The hospital stay represents an important part of the cost of radical prostatectomy and is influenced by several factors like age, resumption of feeding, use of peridural anesthesia, and postoperative analgesia. ²⁷ Guillonneau and Vallancien ²⁸ showed that LRP was less costly than the retropubic approach, mainly because the hospital stay was shorter.

In our series, all the patients resumed oral diet and ambulation after the first postoperative day with a short hospital stay, similar to the literature reports, with statistical significance (P<.001) about the learning curve across the groups.

Laparoscopic prostatectomy has complication rates equivalent to or less than those of open surgery. ²⁹ The complications are usually local (rectal injury, urine leakage), whereas Guillonneau et al.^6,28 identified anastomotic leakage as the most common complication (10%). Rectal injury occurs during 1.4%–2.4% of laparoscopic procedures, gastrointestinal lesions in 0.8%–0.93% of transperitoneal procedures, ureteric wounds in 0.7%–0.8%, and epigastric artery damage in 0.5%–2.9%.^6,28,30 Only one major complication, with late identification of a recto-urethral fistula, occurred in the first case of our preliminary series reported, ³¹ which attests to the lack of a learning curve to avoid complications.

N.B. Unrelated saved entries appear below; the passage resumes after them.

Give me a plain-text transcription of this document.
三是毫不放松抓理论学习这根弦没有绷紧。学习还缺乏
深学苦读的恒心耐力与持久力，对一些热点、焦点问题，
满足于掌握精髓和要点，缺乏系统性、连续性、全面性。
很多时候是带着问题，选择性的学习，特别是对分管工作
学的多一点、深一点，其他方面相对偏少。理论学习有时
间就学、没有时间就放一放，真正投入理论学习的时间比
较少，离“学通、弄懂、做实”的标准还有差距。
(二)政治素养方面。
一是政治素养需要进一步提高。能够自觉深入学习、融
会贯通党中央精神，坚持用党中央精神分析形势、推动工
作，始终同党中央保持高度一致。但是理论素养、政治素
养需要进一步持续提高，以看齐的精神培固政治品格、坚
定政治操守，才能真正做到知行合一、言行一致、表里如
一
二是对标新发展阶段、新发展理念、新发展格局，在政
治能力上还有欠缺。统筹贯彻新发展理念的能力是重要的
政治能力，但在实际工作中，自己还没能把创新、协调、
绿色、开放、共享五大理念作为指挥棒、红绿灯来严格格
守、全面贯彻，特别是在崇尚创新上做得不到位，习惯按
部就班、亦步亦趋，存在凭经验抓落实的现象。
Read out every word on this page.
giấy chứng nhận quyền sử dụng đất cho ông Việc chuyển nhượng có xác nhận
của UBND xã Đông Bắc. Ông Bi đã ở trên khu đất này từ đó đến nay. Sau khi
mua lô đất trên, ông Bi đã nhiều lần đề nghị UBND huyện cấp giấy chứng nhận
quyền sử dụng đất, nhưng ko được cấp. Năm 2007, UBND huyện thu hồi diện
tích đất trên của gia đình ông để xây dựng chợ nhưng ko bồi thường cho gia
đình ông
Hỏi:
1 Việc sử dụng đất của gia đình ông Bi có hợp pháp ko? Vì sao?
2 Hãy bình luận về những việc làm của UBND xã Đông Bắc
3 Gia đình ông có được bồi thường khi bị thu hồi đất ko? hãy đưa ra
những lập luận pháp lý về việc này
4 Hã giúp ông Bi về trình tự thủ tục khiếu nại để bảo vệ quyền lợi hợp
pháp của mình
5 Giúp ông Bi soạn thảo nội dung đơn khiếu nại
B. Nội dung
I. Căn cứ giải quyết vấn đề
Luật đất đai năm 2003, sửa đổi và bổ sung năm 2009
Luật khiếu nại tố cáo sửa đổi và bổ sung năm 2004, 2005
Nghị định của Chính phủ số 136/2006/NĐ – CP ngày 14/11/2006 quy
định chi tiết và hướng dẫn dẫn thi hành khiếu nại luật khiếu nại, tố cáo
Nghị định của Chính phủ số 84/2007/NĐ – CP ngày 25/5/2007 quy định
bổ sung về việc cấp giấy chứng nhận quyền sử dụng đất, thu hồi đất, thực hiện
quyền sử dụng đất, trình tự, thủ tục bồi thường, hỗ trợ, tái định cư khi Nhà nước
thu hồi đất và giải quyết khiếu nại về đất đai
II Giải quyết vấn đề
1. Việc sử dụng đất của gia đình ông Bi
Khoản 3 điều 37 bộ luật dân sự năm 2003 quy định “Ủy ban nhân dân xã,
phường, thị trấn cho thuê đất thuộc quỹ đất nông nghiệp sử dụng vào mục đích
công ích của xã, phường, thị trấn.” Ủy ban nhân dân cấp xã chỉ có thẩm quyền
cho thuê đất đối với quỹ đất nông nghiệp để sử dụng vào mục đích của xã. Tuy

Moreover, our study demonstrated a progressive decrease in major (P<.18) and minor (P<.01) CDS complications across the learning curve groups.

Most of the laparoscopic pure and robotic radical prostatectomy cases are performed in a small number of high-volume centers in Europe and the United States, allowing for intensive learning of a complex procedure. ³² However, centralization of prostate cancer care could create unintended barriers and unintentionally limit access to radical prostatectomy for certain populations. ³³ Centralization is still debatable, particularly because prostatectomy patients do not have the financial or social means to travel long distances, and loss of surgical cases may jeopardize the economic stability of smaller and community hospitals.^33,34 In this manner, the widespread use of the LRP technique can provide prostatectomy patients with access to an alternative minimally invasive procedure in low-volume centers.

Conclusions

Our study demonstrated safety and low morbidity of the LRP technique since the beginning of a learning curve development, in which up to 80 cases were necessary to create a plateau to improve faster perioperative parameters, although, from the plateau created, it requires a very large number of surgeries for slightly better, additional overall benefits.

In spite of its complexity and steep learning curve, new surgeons can be encouraged in the LRP technique with mentorship training without compromising overall outcomes, permitting the wide spread of an alternative minimally invasive procedure in low-volume centers.